We now turn to the money section of the newsletter, starting with Acast’s earnings. acast say it made about $119 million last year and has 40,000 shows on its platform. It also says it had more than a billion listens over its network in the past quarter. I don’t have much to add here other than keep watching Acast and I’m especially curious how the game fares for scale when it competes with SiriusXM, iHeart and others for ad sales deals, especially now that everyone is trying to consistently sign them and there’s much to spend.

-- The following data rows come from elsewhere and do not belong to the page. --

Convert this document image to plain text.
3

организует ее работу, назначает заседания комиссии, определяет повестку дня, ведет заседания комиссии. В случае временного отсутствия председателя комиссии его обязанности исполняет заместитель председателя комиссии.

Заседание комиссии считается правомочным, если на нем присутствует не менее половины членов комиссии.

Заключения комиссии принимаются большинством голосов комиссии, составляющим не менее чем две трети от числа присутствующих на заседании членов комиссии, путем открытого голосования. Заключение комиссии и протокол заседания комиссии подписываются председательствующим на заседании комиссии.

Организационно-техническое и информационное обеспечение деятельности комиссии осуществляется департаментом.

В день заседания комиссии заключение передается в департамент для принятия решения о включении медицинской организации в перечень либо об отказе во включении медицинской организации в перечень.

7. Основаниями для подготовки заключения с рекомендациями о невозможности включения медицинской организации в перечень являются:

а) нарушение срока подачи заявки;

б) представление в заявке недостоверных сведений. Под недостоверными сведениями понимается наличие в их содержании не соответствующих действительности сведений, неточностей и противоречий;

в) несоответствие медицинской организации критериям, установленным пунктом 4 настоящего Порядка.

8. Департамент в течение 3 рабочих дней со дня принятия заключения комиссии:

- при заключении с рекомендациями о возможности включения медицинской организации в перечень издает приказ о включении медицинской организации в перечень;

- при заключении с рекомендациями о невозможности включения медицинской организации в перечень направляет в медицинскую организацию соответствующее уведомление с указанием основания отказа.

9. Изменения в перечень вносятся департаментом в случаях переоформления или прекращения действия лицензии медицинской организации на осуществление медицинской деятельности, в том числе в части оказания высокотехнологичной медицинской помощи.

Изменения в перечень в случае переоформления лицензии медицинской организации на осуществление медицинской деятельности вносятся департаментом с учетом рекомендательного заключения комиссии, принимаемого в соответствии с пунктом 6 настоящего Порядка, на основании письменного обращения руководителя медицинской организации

However, it may not be that hard to make ad sales huge as more advertisers enter the space, which is what Magellan says is happening in his latest quarterly benchmark report. The company says podcast ad spend is up 14 percent quarter-over-quarter, with more than 2,200 brands showing audio ads for the first time in the fourth quarter. The team also says ad time went up slightly during shows, with podcasters spending an average of 5.98 percent of their time on them — another trend we’re seeing as companies try to cash in on smashing, expensive deals. (Will this be the radio again?)

One advertiser that doesn’t show up in Magellan’s report, but continues to spend on podcasting, is Squarespace, which The New York Times profiled ahead of his Super Bowl ad this weekend. One of the little tidbits is that: square space paid $100,000 to be the sole advertiser on Marc Maron’s Barack Obama interview episode in 2015. Midroll employees also reportedly gathered because senior officials feared Squarespace accounted for a third of its revenue. Dax Shepard has also been quoted as saying that he thought Squarespace ads helped “legitimize his show,” and he knows the ads by heart. “It’s a party trick.”

The piece touches on the notion that podcast client conversion rates are higher than web or social media ads, and it says that Rogan specifically delivers insane returns for the company. To come full circle, here’s why we probably will not see some sort of YouTube adpocalypse on Rogan or against Spotify – advertisers know what they are getting from him, namely lots of new customers.

Finally, Amazon and Spotify are reportedly considering acquiring Audioboomalthough these offers “may not be forthcoming”, Sky News† The company says it made $60.2 million last year and its shows are downloaded 116 million times each month by 32 million unique listeners. It’s not entirely clear to me what Spotify or Megaphone would gain from this acquisition, as both have already acquired hosting/monetization services in Megaphone and Art19 respectively, as well as content creation studios. I can see this being worth it to them if they want to quickly increase their ad inventory, which Spotify may want to do, or just take a company off the market because they can easily afford it. As always I am here for your thoughts and feelings!

That’s all for today, folks. I’ll be back Thursday, with Aria here Friday. Until then!

Leave a Reply

Your email address will not be published.